# Reformed Nominalistic Eucharist?



## RamistThomist (Jul 30, 2013)

I am currently working on an essay responding to an Anglo-Catholic who charges the Reformed tradition with nominalism, particularly on the Eucharist. I have it pretty much under control, but what are some good resources that specifically address the Reformed nominalist charge (I have Horton and Muller)?


----------



## Backwoods Presbyterian (Jul 30, 2013)

There is some talk about it in Keith Mathison's _Given For You_.


----------



## RamistThomist (Jul 30, 2013)

I can answer the standard nominalist charges about Calvin and the Reformation. Anyone who has read more than five minutes of Richard Muller knows how to deal with those claims. This gentleman is more perceptive than most and offers a different spin. He argues that Calvin's gutting worship of its "visible" participation elements corresponds to the rising nominalism of late medieval thought. E.g., Calvin Not the greatest argument in the world, but it is different from the standard convertskii attacks on Calvin.


----------



## Semper Fidelis (Jul 30, 2013)

Why do you find the latter argument "more perceptive"? That argument would be more of an RPW argument than having to argue that the Reformed understanding of the Sacraments is not Nominalistic.
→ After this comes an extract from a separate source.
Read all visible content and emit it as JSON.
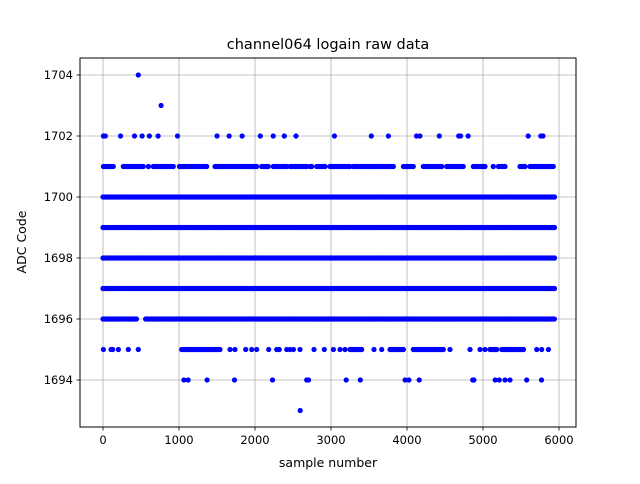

In other words, let's assume for a moment that the Reformers are correct about the nature of God's worship. If something is included in worship that God has not commanded then it doesn't matter what perceived "value" it has if it is idolatrous. Its exclusion from proper worship owes nothing more than the belief that it is idolatry to practice it.

As an example, according to this fellow's argument, when Hezekiah destroyed the bronze serpent it somehow demonstrated a "rising nominalism". Such an argument is absurd. The elements of worship were clearly prescribed by God and so whatever excess "liturgical elements" were destroyed by the King actually focused the people on those elements that were legitimate. If Hezekiah's reforms reduced the "elements" in the worship of his people from hundreds of innovations to a dozen then the only thing it demonstrated was the amount of idolatry that existed at the time of his reform.

Two men can share the exact same view on the nature of the means of grace but if they differ on the RPW then it will lead them to different conclusions. Person A believes in the RPW and so the means of grace prescribed by God are seen as bringing him into real contact with the living Christ. Person B does not believe in the RPW and so he believes the Church can add elements not prescribed by the Scripture but, ultimately, the goal of those added elements is to accomplish the same end under their common understanding of the means of grace.

Honestly, the argument strikes me as a puerile "counting of things practiced in worship" as if it is already established that the more elements we have the more "real" the worship is.


----------



## RamistThomist (Jul 30, 2013)

Semper Fidelis said:


> Why do you find the latter argument "more perceptive"? That argument would be more of an RPW argument than having to argue that the Reformed understanding of the Sacraments is not Nominalistic.
> 
> In other words, let's assume for a moment that the Reformers are correct about the nature of God's worship. If something is included in worship that God has not commanded then it doesn't matter what perceived "value" it has if it is idolatrous. Its exclusion from proper worship owes nothing more than the belief that it is idolatry to practice it.
> 
> ...



I agree with what you are saying, but a number of convertskii are seeing this guy as their "go-to guy" and I want to explore his argument as thoroughly as I can before debunking it.


----------



## Semper Fidelis (Jul 30, 2013)

No problem Brother. I didn't intend for your critique to consist of telling him his arguments are puerile. I am, perhaps, suggesting that part of your argument would be to point out the distinction between the nature of the Sacraments to deal with the Nominalist charge on the one hand while, on the other, pointing out that a belief in the RPW may pare back the number of things that one "experiences" in worship but, if those elements are innovations, then the issue is not nominalism but one of idolatry.


----------



## MW (Jul 30, 2013)

I would just accept the nominalist charge (or rationalist, as applied to the 19th century), and seek to explain the position according to its content and teaching in the Scripture. It is like the Liberal claiming that the evangelical view of Scripture is not dynamic enough because it does not allow for human error. The terms are relative to the person's own theological perspective.

From a sociological point of view the emergence of liberty has its roots in pre-reformation nominal thought, so there is nothing inherently objectionable in the historical claim being offered. The issue is whether one accepts the immediacy of communion with God through Christ alone or whether some medium such as church, priesthood, and sacrifice is deemed necessary.

As far as Calvin is concerned, any analysis which delivers him from ritualistic interpretation is worth hearing. Some of the modern realistic views are fascinating but do not validate the primacy of the Word in Calvin's thought.

It is the primacy of the Word and faith grounded thereon which is basically being charged with nominalism.


----------



## CharlieJ (Jul 31, 2013)

There is a good discussion of nominalism with some bibliography in Rediscovering the Natural Law in Reformed Theological Ethics. If it's not in that book, it's one with a very similar title. You might even be able to google book search the bibliography...


----------